Hemodynamic responses to the cold pressor test in spinal cord-injured individuals; control of the splanchnic vascular bed is the key factor

Recently, Catz et al.¹ reported on the hemodynamic effects of a cold pressor test (CPT) of the hand in spinal cord-injured (SCI) individuals with T4-6 paraplegia, C4-7 tetraplegia and control individuals. They demonstrated an increase in heart rate in all three groups. Blood pressure increased in controls and tetraplegia but not in paraplegia. The authors suggest an independent thoracic spinal mechanism to be responsible for the hemodynamic response to a CPT of the hand in SCI individuals. We have read this article with great interest, because hemodynamic responses in SCI individuals are still not fully understood. However, we would like to challenge the authors and readers to view the results and conclusions from a different angle.

A CPT will elevate sympathetic activity, which will increase heart rate, cardiac contractility and peripheral resistance.² Consequently, blood pressure will increase, as it is the result of cardiac output (heart rate and cardiac contractility) and total peripheral resistance.² Two major vascular beds are, principally, responsible for the increase in peripheral resistance: the splanchnic and lower limb vascular beds, both innervated below T6.

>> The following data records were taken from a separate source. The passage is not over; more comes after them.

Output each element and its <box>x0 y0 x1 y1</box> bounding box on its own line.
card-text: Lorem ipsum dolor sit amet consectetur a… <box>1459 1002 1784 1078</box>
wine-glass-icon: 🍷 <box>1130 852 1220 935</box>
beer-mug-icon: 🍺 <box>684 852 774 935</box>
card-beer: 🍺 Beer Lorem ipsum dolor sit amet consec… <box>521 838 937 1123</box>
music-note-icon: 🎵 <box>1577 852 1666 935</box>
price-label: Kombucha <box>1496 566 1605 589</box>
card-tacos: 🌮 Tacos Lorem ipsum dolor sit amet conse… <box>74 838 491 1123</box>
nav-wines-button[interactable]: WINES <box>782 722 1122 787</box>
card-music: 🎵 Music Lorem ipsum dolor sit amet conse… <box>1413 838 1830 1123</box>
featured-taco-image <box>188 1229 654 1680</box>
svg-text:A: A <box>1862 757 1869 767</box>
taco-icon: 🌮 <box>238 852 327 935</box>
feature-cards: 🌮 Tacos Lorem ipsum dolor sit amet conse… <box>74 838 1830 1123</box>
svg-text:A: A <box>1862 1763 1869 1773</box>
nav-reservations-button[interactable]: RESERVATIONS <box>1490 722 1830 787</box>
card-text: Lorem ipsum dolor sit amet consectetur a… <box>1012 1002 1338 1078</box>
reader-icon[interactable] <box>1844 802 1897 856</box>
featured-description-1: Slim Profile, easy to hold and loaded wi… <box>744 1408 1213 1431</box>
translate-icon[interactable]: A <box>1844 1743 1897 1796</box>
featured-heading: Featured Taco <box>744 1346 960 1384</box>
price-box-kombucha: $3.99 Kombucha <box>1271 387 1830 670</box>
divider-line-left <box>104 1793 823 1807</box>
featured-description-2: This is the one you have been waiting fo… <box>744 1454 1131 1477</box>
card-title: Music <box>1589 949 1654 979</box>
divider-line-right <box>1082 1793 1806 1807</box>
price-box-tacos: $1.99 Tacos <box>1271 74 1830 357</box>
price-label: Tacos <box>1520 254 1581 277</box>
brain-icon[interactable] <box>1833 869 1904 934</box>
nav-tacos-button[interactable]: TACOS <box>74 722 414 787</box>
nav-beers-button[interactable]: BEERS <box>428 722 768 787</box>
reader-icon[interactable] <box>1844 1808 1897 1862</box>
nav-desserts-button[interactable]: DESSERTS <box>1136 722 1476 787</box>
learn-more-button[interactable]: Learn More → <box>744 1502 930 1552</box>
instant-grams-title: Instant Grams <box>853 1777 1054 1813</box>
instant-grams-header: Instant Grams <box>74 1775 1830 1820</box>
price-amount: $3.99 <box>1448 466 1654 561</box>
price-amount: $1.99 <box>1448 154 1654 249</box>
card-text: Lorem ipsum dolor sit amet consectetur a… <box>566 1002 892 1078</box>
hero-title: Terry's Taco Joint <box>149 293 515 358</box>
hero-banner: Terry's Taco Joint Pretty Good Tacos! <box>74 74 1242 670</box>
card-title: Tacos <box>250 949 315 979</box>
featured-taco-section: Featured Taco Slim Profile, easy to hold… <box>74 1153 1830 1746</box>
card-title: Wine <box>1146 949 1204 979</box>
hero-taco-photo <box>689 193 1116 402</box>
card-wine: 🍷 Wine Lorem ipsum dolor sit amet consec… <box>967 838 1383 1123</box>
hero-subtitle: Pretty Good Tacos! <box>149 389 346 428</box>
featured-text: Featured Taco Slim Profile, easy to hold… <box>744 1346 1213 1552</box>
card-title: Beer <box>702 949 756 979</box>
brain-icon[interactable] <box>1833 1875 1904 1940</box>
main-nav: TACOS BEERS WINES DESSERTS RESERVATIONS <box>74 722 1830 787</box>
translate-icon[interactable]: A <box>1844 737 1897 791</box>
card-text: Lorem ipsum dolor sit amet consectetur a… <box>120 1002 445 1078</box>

A CPT of the hand in T4-6 paraplegia will elevate sympathetic activity above lesion level and, therefore, will increase heart rate and cardiac contractility. However, the splanchnic and lower limb vascular beds are innervated below the spinal cord lesion and do not contribute to the hemodynamic response to a CPT of the hand. Consequently, blood pressure can only marginally increase in T4-6 paraplegia in response to a CPT of the hand, as was shown by Catz et al.¹

In C4-7 tetraplegia a CPT of the hand, a nociceptive stimulus below the spinal cord lesion, will elevate sympathetic activity below lesion level, better known as autonomic dysreflexia (AD).³ This exaggerated overall sympathetic activity, without supraspinal control, will increase peripheral resistance, heart rate and cardiac contractility, because the heart is innervated from T1-4. Vasoconstriction of the splanchnic and lower limb vascular beds combined with an increase in cardiac output will increase blood pressure in C4-7 tetraplegia, as presented in the study by Catz et al.¹ In C4-7 tetraplegia, some individuals have a spinal cord lesion that can interfere with afferent fibers involved in the CPT of the hand (C6-T1), therefore, blood pressure did not reach values usually seen during AD.^{1, 3}

We believe, that neural control of the splanchnic and lower limb vascular beds is the key factor in hemodynamic responses to a CPT, as well as the location of the CPT (that is above or below the spinal cord lesion). The splanchnic vascular bed is of great interest, because AD only occurs in SCI individuals with a spinal cord lesion above T6.³ It seems that supraspinal control over the splanchnic vascular bed is essential in the hemodynamic response upon a sympathetic stimulus.

It would be of interest to study the hemodynamic response of the splanchnic and lower limb vascular beds to a sympathetic stimulus in SCI individuals, and maybe use a cold application to the forehead in tetraplegia (above lesion level), to avoid AD.